Detlef Pollack: Jeder, der halbwegs in unserem Alter ist, erlebt es, die
Zahlen, die wir kennen, bestätigen es: Der Glaube an Gott, den
christlichen, ist in den letzten 60, 70 Jahren dramatisch zurückgegangen.
An ein höheres Wesen …
… glauben mehr Menschen als an einen Gott, wie er in der Bibel verkündet
wird.
War denn der Glaube früher wirklich stärker?
Das Christentum hat über Hunderte von Jahren versucht, den Glauben zu
internalisieren – mit Gebetsbüchern, mit Ritualen, mit Kirchengeläut, mit
Schuldbekenntnissen, mit Buße und Sühne und so vielem mehr. Die biblischen
Geschichten haben die Menschen in ihrem Herzen ergriffen.
Kurios: Eine Ergriffenheit unter Zwang?
Auch wenn zweifellos Druck mit im Spiel war, wirkten die biblischen
Botschaften. Manche Theologen sagen, früher mussten, heute können die
Menschen glauben. Ich würde das nicht in so einen krassen Gegensatz packen.
In Umfragen geben viele an, sie wähnten eine Kraft über sich, die sie
stärkt. Können Sie mit diesem Gedanken etwas anfangen?
Sehr viel.
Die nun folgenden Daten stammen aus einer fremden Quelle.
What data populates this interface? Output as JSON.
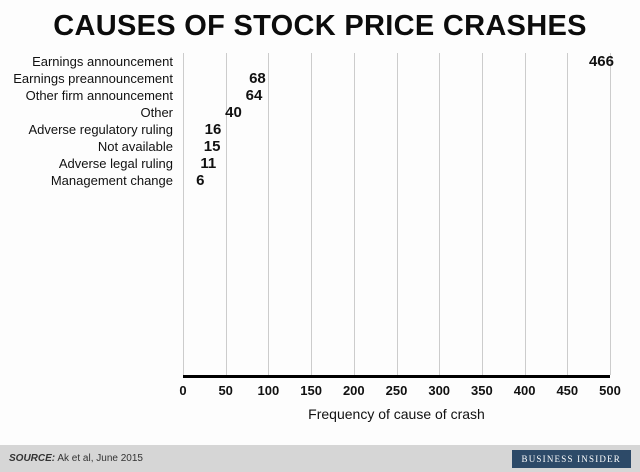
{
  "title": "CAUSES OF STOCK PRICE CRASHES",
  "chart_data": {
    "type": "bar",
    "orientation": "horizontal",
    "title": "CAUSES OF STOCK PRICE CRASHES",
    "categories": [
      "Earnings announcement",
      "Earnings preannouncement",
      "Other firm announcement",
      "Other",
      "Adverse regulatory ruling",
      "Not available",
      "Adverse legal ruling",
      "Management change"
    ],
    "values": [
      466,
      68,
      64,
      40,
      16,
      15,
      11,
      6
    ],
    "xlabel": "Frequency of cause of crash",
    "ylabel": "",
    "xlim": [
      0,
      500
    ],
    "xticks": [
      0,
      50,
      100,
      150,
      200,
      250,
      300,
      350,
      400,
      450,
      500
    ],
    "grid": true,
    "bar_color": "#8757ba",
    "gridline_color": "#cccccc"
  },
  "footer": {
    "source_label": "SOURCE:",
    "source_text": " Ak et al, June 2015",
    "brand": "BUSINESS INSIDER"
  }
}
Keine Religion lässt sich ohne diese Erwartung verstehen: dass
eine höhere Macht dem Menschen eine Kraft gibt, mit deren Hilfe er mit
schweren Lebenssituationen fertig wird, über sich hinauswächst, Hoffnung
fasst. Religion ist kein philosophisches Lehrgebäude, an dessen Inhalte man
glauben muss, sondern hat etwas zu tun mit den Grundfragen unseres Lebens.
Mit unserem Streben nach einem erfüllten Leben, nach Glück, auch mit
unserer Fehlbarkeit und dass wir unser Leben nicht in der Hand haben.
Das klingt wie eine Skizze der Sehnsucht.
Ja, so ließe sich das formulieren. Denn jeder Mensch sehnt, jeder Mensch
will als jemand gesehen werden, der einzigartig ist, möchte geliebt sein.
Religionen liefern diesen Stoff.
Nichtreligiöse sagen: Der Sinn des Lebens ist nur das Leben selbst.
Viele, sehr viele Menschen hegen trotzdem die Hoffnung, dass der Tod nicht
das letzte Wort sein möge. Wir alle können uns, wenn überhaupt, schwer
damit abfinden, dass nach dem Sterben das Nichts sein könnte.
Glauben Sie an Gott?
Nein.
Und weshalb studierten Sie, noch Bürger der DDR, Theologie?
Das war für mich die Möglichkeit schlechthin, aus den indoktrinierenden
Ideen des realen Sozialismus auszusteigen. Der Marxismus hat mich als
Geisteshaltung nie überzeugt, schon gar nicht der, der in der DDR gepredigt
wurde. Dass ich mit meinem Studium der Theologie die große Tradition des
abendländischen Denkens kennenlernen durfte, war ein intellektuelles Glück
– mit dem ich kaum gerechnet hatte.
Was sprach dagegen, dass auch Sie zum Glauben finden?
So vieles. Zum Beispiel: Warum sollte gerade hier, wo ich geboren wurde,
die Wahrheit erschienen sein? In Indien hätte ich den christlichen Gott
wahrscheinlich gar nicht kennengelernt. Ich würde heute sagen, dass ich
keine Erfahrungen machen konnte mit Gott. Ich habe auf sie gewartet, aber
sie stellten sich nicht ein.
Aber Sie sind doch der christlichen Kultur ziemlich nah, oder?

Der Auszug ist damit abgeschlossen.